The Big Buckle Ritual
Country songs were once about a mythical place in the forest where young rural people went to dance and court.
This quaint theme harkens back to an antiquated (ideal) society, where strife is a fading memory of something that happened before friday night, and the mass of working men were concerned with little more than the shaking hips of a blue-eyed farm girl underneath the moonlight. Where the sirens of country legends, heard in the night air, paid a sophisticated lyrical respect to those that came before.
One man who saw this quality in rural culture was Henry Ford, who put large sums of money into the tradition of square dancing. Ford correctly perceived that the CIA’s flanking of America with jazz and modern art as an attack.

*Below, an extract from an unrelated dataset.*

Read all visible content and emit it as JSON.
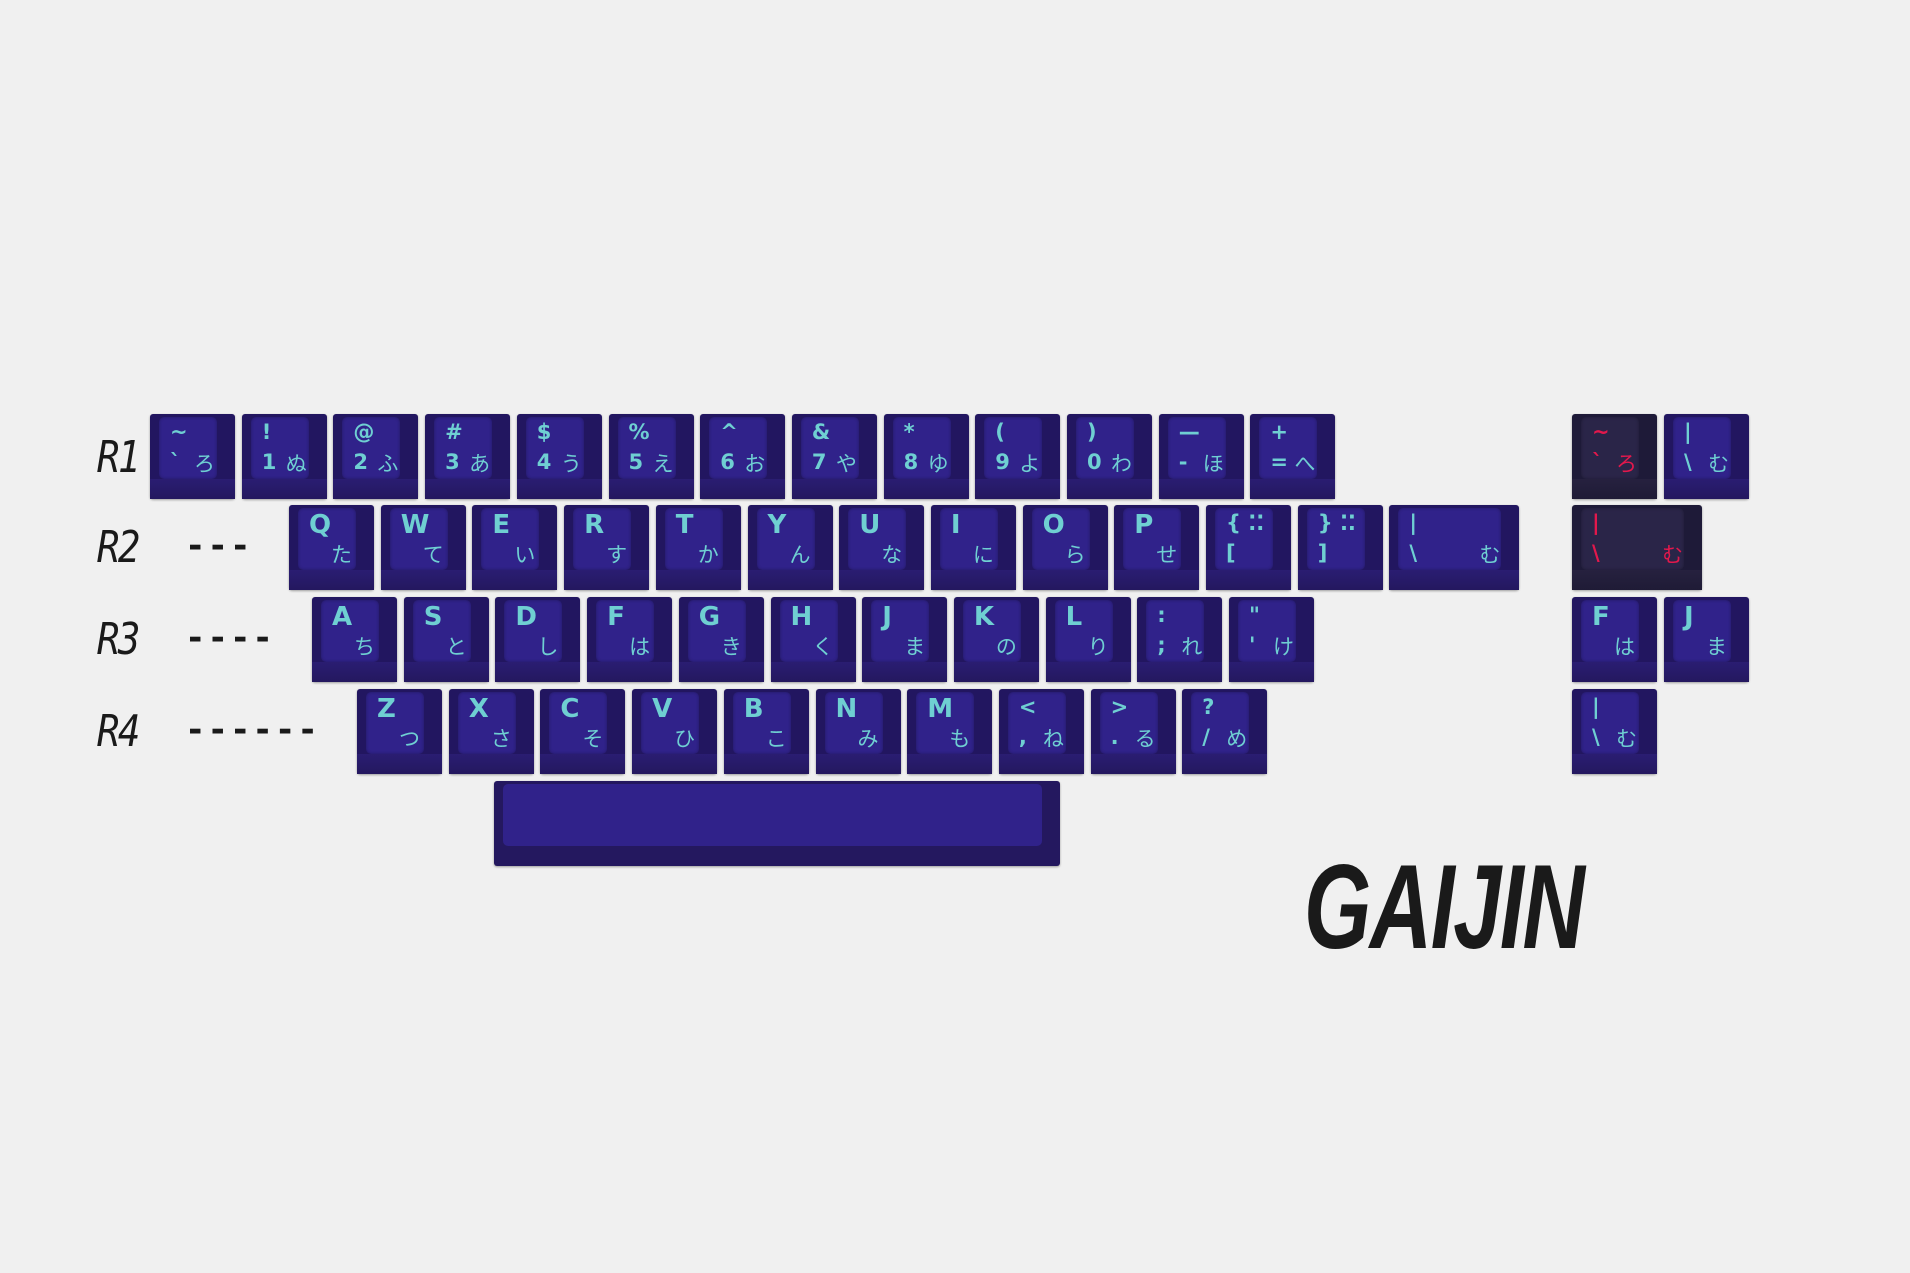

He believed that square dancing was an organic way to accommodate the grassroots morality necessary to fortify the confused life-traveller against debased tidal waves of heroin, ragtime, and Expressionism. This is likely also how the term “square” became an insult in these circles – nothing with them happens organically, but with money and manipulation.
This positive communal ritual of square dancing had to be suppressed and made unfashionable in the media in order to isolate, individualize, and break the brains of unsuspecting citizens. To operate financial manipulation they require a broken, confused society of people who view tradition with a pastiche contempt, enough so to weaken social and familial bonds. Many 20th century (and ongoing) cultural ‘revolutions’ work to bridge the gap between organic demand and monopolised Madison-Avenue-lifestyle ‘options’, and culture becomes a fake clone of itself, a thing cooked up in marketing boardrooms.
Community dance-ritual tried a few times to rear its ugly head again from within the fake and asexual world of marketing, such as the advent of ‘slam dancing’ and ‘mosh pits’ in the heavy metal scene. While moshing was a bizarre hustle of discontent and anger, it had an effect as a sort of bonding performance-art. There was an attempt to water-down this ritual with similar but oppositional genres such as ‘emo’, which is really just insincere country music for urbanites. But this fakery was countered with even faker and more truly Postmodern rainbow-flag metal chicanery like Brojob and Crunkcore. Eventually even this boardroom surrogate identity was deemed too problematic as controllers moved into the final phase of ‘here is your culture’. Endless variations of mumble rap and twerky autotune nothingness.
However. Somewhere far removed from all this chaos, hidden in the wilderness like lost tribes of Pygmies, there remains to this day young rural folk out dancing in the moonlight to the ancient rhythms. And as the looming final battlefields reduce everything to ash, they will still be dancing as the fires wane, far removed in the deep forest.